In dit verband wijst de 50PLUS-fractie naar het rapport "Tussenstand" van de commissie parlementair stelsel, bladzijde 13: "Het bestuur kan uiteraard niet tegemoetkomen aan alle (soms tegenstijdige) verwachtingen in de samenleving. Teleurstelling van de kiezer is dus in zekere zin onvermijdelijk. Voor het vertrouwen in het politieke en parlementaire stelsel is het daarom van belang dat de burger ook op andere manieren dan de stembus wordt betrokken bij zaken van algemeen belang. Op nationaal niveau kan men leren van de vele vormen waarmee op lokaal niveau ervaring is opgedaan. Het algemeen belang vereist dan wel dat die vormen zo inclusief mogelijk zijn en bij voorbeeld niet alleen voor hoger opgeleiden aantrekkelijk zijn". Dat zegt het rapport. De brede basis van onze democratie ligt in de maatschappelijke democratie. Kan de minister hiermee instemmen en hoe wordt dit dan in de praktijk vertaald?

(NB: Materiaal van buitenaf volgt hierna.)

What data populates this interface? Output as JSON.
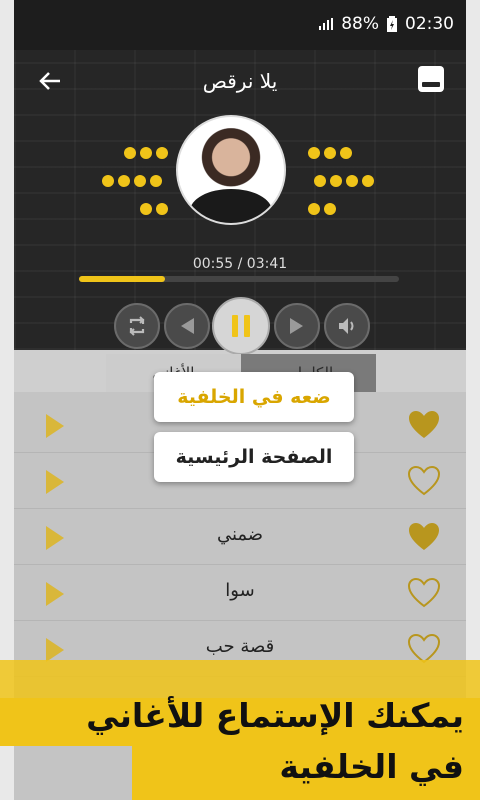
{
  "status_bar": {
    "signal_icon": "signal-icon",
    "battery_percent": "88%",
    "time": "02:30"
  },
  "header": {
    "title": "يلا نرقص",
    "time_display": "00:55 / 03:41",
    "progress_fraction": 0.27
  },
  "tabs": [
    {
      "label": "الأغاني"
    },
    {
      "label": "الكلمات"
    }
  ],
  "songs": [
    {
      "name": "",
      "favorite": true
    },
    {
      "name": "",
      "favorite": false
    },
    {
      "name": "ضمني",
      "favorite": true
    },
    {
      "name": "سوا",
      "favorite": false
    },
    {
      "name": "قصة حب",
      "favorite": false
    }
  ],
  "popup_menu": {
    "background_label": "ضعه في الخلفية",
    "home_label": "الصفحة الرئيسية"
  },
  "banner": {
    "line1": "يمكنك الإستماع للأغاني",
    "line2": "في الخلفية"
  },
  "colors": {
    "accent": "#f0c419",
    "dark": "#262626"
  }
}
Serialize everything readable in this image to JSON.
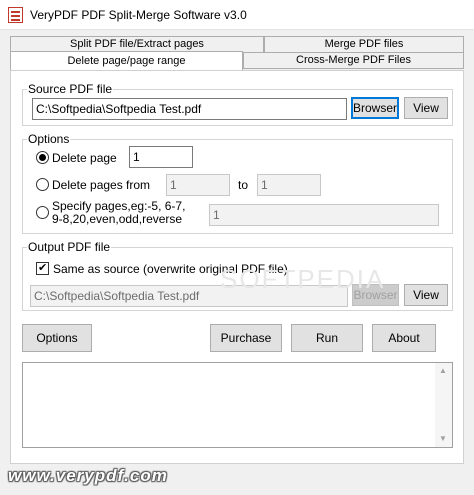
{
  "window": {
    "title": "VeryPDF PDF Split-Merge Software v3.0"
  },
  "tabs": {
    "row1": [
      "Split PDF file/Extract pages",
      "Merge PDF files"
    ],
    "row2": [
      "Delete page/page range",
      "Cross-Merge PDF Files"
    ],
    "selected": "Delete page/page range"
  },
  "source": {
    "group_label": "Source PDF file",
    "path": "C:\\Softpedia\\Softpedia Test.pdf",
    "browser_label": "Browser",
    "view_label": "View"
  },
  "options": {
    "group_label": "Options",
    "delete_page_label": "Delete page",
    "delete_page_value": "1",
    "delete_pages_from_label": "Delete pages from",
    "from_value": "1",
    "to_label": "to",
    "to_value": "1",
    "specify_label_line1": "Specify pages,eg:-5, 6-7,",
    "specify_label_line2": "9-8,20,even,odd,reverse",
    "specify_value": "1",
    "selected": "delete_page"
  },
  "output": {
    "group_label": "Output PDF file",
    "same_as_source_label": "Same as source (overwrite original PDF file)",
    "same_as_source_checked": true,
    "path": "C:\\Softpedia\\Softpedia Test.pdf",
    "browser_label": "Browser",
    "view_label": "View"
  },
  "actions": {
    "options_label": "Options",
    "purchase_label": "Purchase",
    "run_label": "Run",
    "about_label": "About"
  },
  "watermark": "SOFTPEDIA",
  "footer": {
    "url": "www.verypdf.com"
  },
  "colors": {
    "focus": "#0078d7",
    "footer_text": "#ffffff"
  }
}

Een stukje democratie afnemen zonder iets ertegenover te stellen. Stel dat we bij de uitkering van de bijstand ontevreden zouden zijn over de wijze van uitvoering of de hoogte van de uitkering. Dan zou niemand toch op het idee komen de bijstand af te schaffen zonder dat er iets voor in de plaats zou komen? Dan zou men de wetgeving toch eerst gaan aanpassen? Waarom gebeurt dat in dit geval dan niet, wil de 50PLUS-fractie van de minister weten.

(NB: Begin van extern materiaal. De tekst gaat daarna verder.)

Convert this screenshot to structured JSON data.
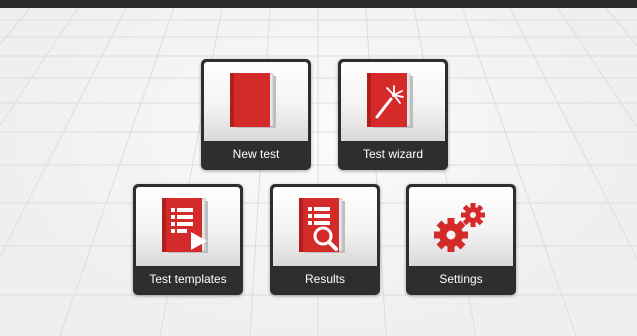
{
  "tiles": {
    "new_test": {
      "label": "New test",
      "icon": "document-icon"
    },
    "test_wizard": {
      "label": "Test wizard",
      "icon": "magic-wand-document-icon"
    },
    "test_templates": {
      "label": "Test templates",
      "icon": "document-play-icon"
    },
    "results": {
      "label": "Results",
      "icon": "document-search-icon"
    },
    "settings": {
      "label": "Settings",
      "icon": "gears-icon"
    }
  },
  "colors": {
    "accent_red": "#d42a2a",
    "tile_frame": "#2e2e2e",
    "top_bar": "#2a2a2a",
    "background": "#efefef"
  }
}
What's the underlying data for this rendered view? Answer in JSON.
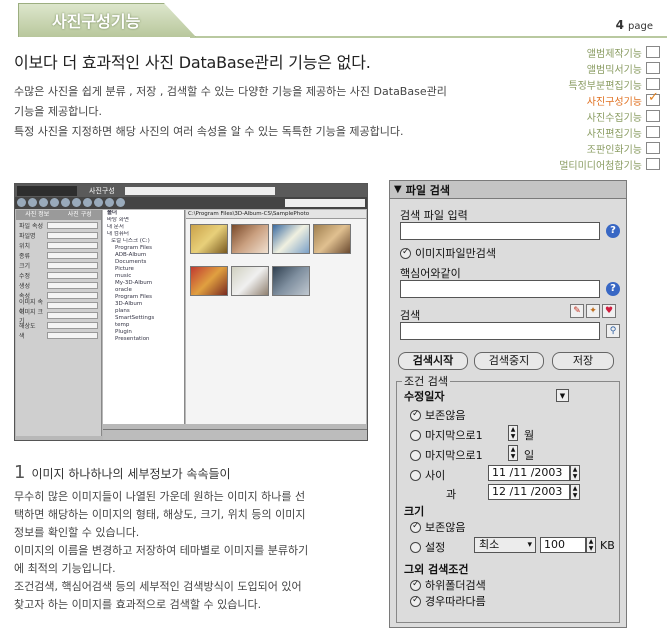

In de nadere memorie van antwoord stelt de minister: wij zijn voor het afschaffen van het raadgevend referendum, dus is het consistent om over de wet die dit afschaft geen mogelijkheid te bieden een referendum te houden. Premier Rutte zei het op de persconferentie na de ministerraad van 1 december 2017 nog duidelijker: "Wij zijn tegen referenda, dan is het gek om dit wetsvoorstel referendabel te maken". Getuigt dit niet opnieuw van een grote arrogantie om bij voorbaat alle opvattingen van de kiezers aan de laars te lappen?

Is de minister het met 50PLUS eens dat volstrekt voorbijgegaan wordt aan het feit dat de huidige wetgeving telt en dat die bepaalt dat er onder bepaalde condities raadgevende referenda mogelijk zijn. Dus zo lang de wet geldt, dient die toch gehandhaafd te blijven?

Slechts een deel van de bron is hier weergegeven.